Juices and infusions from collection 19, filtered if necessary in a filter press 20, are fed by a pump 18 to an enameled steel collection 21. To dissolve citric acid and essence, as well as to prepare various additives, collections 24 and 25 are placed on the pre-coupling site.

The color used for coloring drinks is prepared by heating sugar to 180...200 °C in a tinting machine 10, where water is poured in an amount of 1...3% by weight of sugar. From the tinting machine 10, the color is sent by the pump 11 to the collector 23.

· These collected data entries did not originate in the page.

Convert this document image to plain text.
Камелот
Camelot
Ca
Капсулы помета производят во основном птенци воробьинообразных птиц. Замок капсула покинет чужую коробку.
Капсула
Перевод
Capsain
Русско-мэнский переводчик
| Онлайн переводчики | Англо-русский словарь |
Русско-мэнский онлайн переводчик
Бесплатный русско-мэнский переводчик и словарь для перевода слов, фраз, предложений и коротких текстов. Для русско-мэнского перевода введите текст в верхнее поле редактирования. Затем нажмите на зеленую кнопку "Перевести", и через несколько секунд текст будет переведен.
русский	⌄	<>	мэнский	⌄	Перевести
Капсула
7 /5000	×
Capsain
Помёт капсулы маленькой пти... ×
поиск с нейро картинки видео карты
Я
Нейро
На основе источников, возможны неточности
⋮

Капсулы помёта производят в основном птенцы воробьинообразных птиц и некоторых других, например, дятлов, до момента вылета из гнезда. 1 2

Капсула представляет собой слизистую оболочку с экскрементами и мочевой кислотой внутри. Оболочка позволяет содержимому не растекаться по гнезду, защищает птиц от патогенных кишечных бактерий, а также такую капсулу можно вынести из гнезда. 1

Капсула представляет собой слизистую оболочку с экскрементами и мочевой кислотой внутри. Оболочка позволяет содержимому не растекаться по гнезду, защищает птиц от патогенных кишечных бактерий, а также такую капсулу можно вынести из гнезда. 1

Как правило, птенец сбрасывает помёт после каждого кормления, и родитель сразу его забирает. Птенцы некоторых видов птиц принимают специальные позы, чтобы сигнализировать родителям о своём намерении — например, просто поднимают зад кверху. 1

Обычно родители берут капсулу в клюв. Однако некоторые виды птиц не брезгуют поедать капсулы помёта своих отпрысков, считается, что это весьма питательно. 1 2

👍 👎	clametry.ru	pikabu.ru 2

Blended syrup is prepared in vertical blenders 26...28, equipped with anchor-type mixers. All components of the blend enter the apparatus by gravity from collectors 21, 23...25 mounted on the pre-blend platform. The finished blend syrup is filtered on the filter 29, cooled to a temperature of 8...10 °C and pumped 30 to the pressure collector 31, from where it is fed by gravity to a continuously operating plant for mixing the blend with water and saturating the drink with carbon dioxide.